Now, why would Barr’s Justice Department break protocol in this one particular case? And why would prosecutors specify in the press release that some (shifting) number of the ballots in question were for Trump? Could it be because it happened to lend support—flimsy support, but something—for Trump’s election fraud narrative? Barr answered that question himself when he briefed Trump, in person, on the piddling investigation of plainly noncriminal conduct.
Sure enough, White House chief of staff Mark Meadows, Press Secretary Kayleigh McEnany, and Trump himself all jumped on the Justice Department announcement within hours of its issuance, citing it as an example of fraud run amok—breach of DOJ policy and factual inaccuracies be damned.
The Justice Department, not surprisingly, never brought criminal charges in the Pennsylvania case that it publicly touted. It never even filed a civil action, which requires less proof than a criminal case. It never filed anything on the case at all, other than an incorrect press release that served as fodder for the baseless conspiracy theories of Trump and his enablers.
In fact, DOJ’s announcement eventually became ammunition for Trump’s effort to contest the results of the 2020 election. In a federal court filing in Pennsylvania seeking to prevent certification of the election results, Trump’s legal team cited the DOJ press release about the purportedly discarded ballots, pointing to the announcement itself as evidence of widespread irregularity and fraud. Remember: DOJ’s original press release was factually wrong, and the investigation never resulted in criminal charges or any other legal action—but the mere existence of the Justice Department announcement propped up in a tangible way Trump’s efforts to overturn the election results.
The Pennsylvania ballot announcement broke not only the long-standing Justice Department rule and practice against commenting publicly on pending investigations, but also the general prohibition on announcing political or election-related cases shortly before an election. But, as to the latter point, Barr quickly came up with an ingenious solution: just change the rules.
Two weeks after the Pennsylvania fiasco, the Justice Department issued new guidance carving out a convenient exception: no political or election-related announcements, as usual — except where the investigation involved conduct by federal postal workers or military personnel.
Just days later, New Jersey federal prosecutors announced the indictment of a mail carrier who had discarded more than 1,800 pieces of mail, including 99 ballots.
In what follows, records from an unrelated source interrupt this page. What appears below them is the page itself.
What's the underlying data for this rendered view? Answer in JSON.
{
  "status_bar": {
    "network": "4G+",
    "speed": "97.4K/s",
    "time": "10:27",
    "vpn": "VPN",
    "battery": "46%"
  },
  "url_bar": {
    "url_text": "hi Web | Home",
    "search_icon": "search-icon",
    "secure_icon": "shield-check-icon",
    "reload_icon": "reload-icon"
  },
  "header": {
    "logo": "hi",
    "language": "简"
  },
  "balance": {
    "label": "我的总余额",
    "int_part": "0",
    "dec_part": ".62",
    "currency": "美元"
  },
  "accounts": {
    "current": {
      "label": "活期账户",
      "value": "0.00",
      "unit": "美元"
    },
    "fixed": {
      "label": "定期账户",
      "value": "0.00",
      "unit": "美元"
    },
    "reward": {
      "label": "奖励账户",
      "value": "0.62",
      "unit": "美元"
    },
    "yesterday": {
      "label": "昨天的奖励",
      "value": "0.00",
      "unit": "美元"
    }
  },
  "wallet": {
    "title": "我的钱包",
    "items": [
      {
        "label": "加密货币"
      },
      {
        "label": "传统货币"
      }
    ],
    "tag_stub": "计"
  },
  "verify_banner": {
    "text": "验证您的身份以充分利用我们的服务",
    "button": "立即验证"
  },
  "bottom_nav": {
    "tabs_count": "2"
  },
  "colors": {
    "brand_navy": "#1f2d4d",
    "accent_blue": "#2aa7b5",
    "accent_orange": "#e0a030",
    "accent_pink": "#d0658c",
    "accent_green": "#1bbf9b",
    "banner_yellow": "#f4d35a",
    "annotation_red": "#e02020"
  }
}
The New Jersey case didn’t quite fit the Trump-Barr narrative about massive fraud. The discarded ballots were blank, on their way out to voters, not filled in and on their way back to election officials. And the conduct smacked less of fraud than of the “Seinfeld” episode in which Newman, the lazy postal carrier, dumps crates of mail in a storage locker and relaxes rather than making his appointed rounds. Nonetheless, fodder is fodder: Trump immediately retweeted an article about the New Jersey case and added his own, one-word exclamatory comment: “Rigged!”
Barr’s endgame turnaround on the election fraud issue isn’t even a case of “too little, too late.” It’s worse than that. Barr himself used his lofty perch as attorney general to lend fuel to Trump’s desperate election fraud narrative during the crucial months leading up to the November 2020 election. He debased himself, and the Justice Department as an institution, in service of a false and politically motivated agenda that ultimately resulted in one of the darkest days in our nation’s history.